R for the JVM: 60% complete, help wanted!

epistasis · on Dec 20, 2011

The primary reason to use R is the large number of stats packages, which are written in a mixture of C, Fortran, and R. I don't see mention of JNI anywhere, but hooking into Fortran and C seem like the most difficult but most essential piece of making this useful.

Wilduck · on Dec 20, 2011

I agree. The reason I'll drop into R instead of python is often that I need to do some complicated analysis like adaptive multivariate integration over hypercubes (http://cran.r-project.org/web/packages/cubature/index.html) or general maximum pseudolikelihood estimation for multistage stratified, cluster-sampled, unequally weighted survey samples (http://cran.r-project.org/web/packages/survey/index.html).

There are currently > 3500 packages in CRAN, many of which can be found nowhere else. Being able to access java libraries is great, but I an access java libraries from all sorts of different languages. Until it is seamless to install and use these CRAN packages, I'm sticking with the standard interpreter.

bedatadriven · on Dec 20, 2011

Yeah, there are some killer packages that won't be able to run on Renjin without porting their C sources to java/R. That's a bummer.

But others -- like the survey package -- are pure R and run well on renjin. (Just do library(survey, lib.loc='/path/to/R/library') )
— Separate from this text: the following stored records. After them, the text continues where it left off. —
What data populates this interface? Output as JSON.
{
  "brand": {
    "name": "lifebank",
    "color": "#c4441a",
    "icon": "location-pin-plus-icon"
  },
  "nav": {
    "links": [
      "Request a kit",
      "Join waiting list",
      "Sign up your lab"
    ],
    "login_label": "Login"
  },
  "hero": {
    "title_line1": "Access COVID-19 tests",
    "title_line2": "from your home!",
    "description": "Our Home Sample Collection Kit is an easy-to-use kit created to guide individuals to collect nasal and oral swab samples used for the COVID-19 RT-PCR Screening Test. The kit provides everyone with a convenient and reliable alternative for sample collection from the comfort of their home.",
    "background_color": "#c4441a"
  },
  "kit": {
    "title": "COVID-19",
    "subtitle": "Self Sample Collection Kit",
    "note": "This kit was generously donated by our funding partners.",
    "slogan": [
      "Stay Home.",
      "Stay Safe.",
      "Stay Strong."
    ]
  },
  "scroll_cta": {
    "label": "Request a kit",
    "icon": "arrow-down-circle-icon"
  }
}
The central goal at this point is to support embedding packages like 'survey' in web apps or larger java apps. If you're looking for a seamless user experience for ad-hoc analysis, we're still quite a ways off!

aardvark179 · on Dec 20, 2011

Looking at that project page is there a reason you went for an interpreter rather than compiling to JVM byte code directly? Obviously it's a little harder if you're targeting JVMs <v7 as you don't have invokeDynamic to play with, but most of that work will be common to an interpreter or compiler. On the project I'm working on we haven't even implemented an interpreter, the REPL simply compiles to class files that are then loaded to evaluate them.

bedatadriven · on Dec 20, 2011

Mostly inexperience :-)

There are a few features of the R-language that make direction translation into byte code daunting for a muggle like myself:

1. Computing-on-the-language: R code expects to be able to access and modify the AST and frame of itself, its caller, and other closures. 2. Impure call-by-need argument-passing semantics.

The compiler that's in the trunk is experimental but evolving fast, I think the next steps will probably to start compiling simple but performance-critical basic blocks to byte code at runtime, and then slowly expand the scope of language that can handled from there... (Expert advice welcome!!)

aardvark179 · on Dec 20, 2011

Ah right, those are going to make things fun. :-) I think in your position I'd write a compiler, but keep the AST associated with the byte code and back off to an interpreter if the AST is modified, maybe recompile after enough calls without further change. The call-by-need arguments don't sound too bad, but could take some thought on the memoisation strategy, I think I'd do it at the caller and pass those structures through, but I'd want to think about it.

I'd hardly count myself as an expert, but I think the best win we've had is in thinking carefully about callsite caching strategies and having a eureka moment about just how insanely powerful MethodHandles.exactInvoker can be.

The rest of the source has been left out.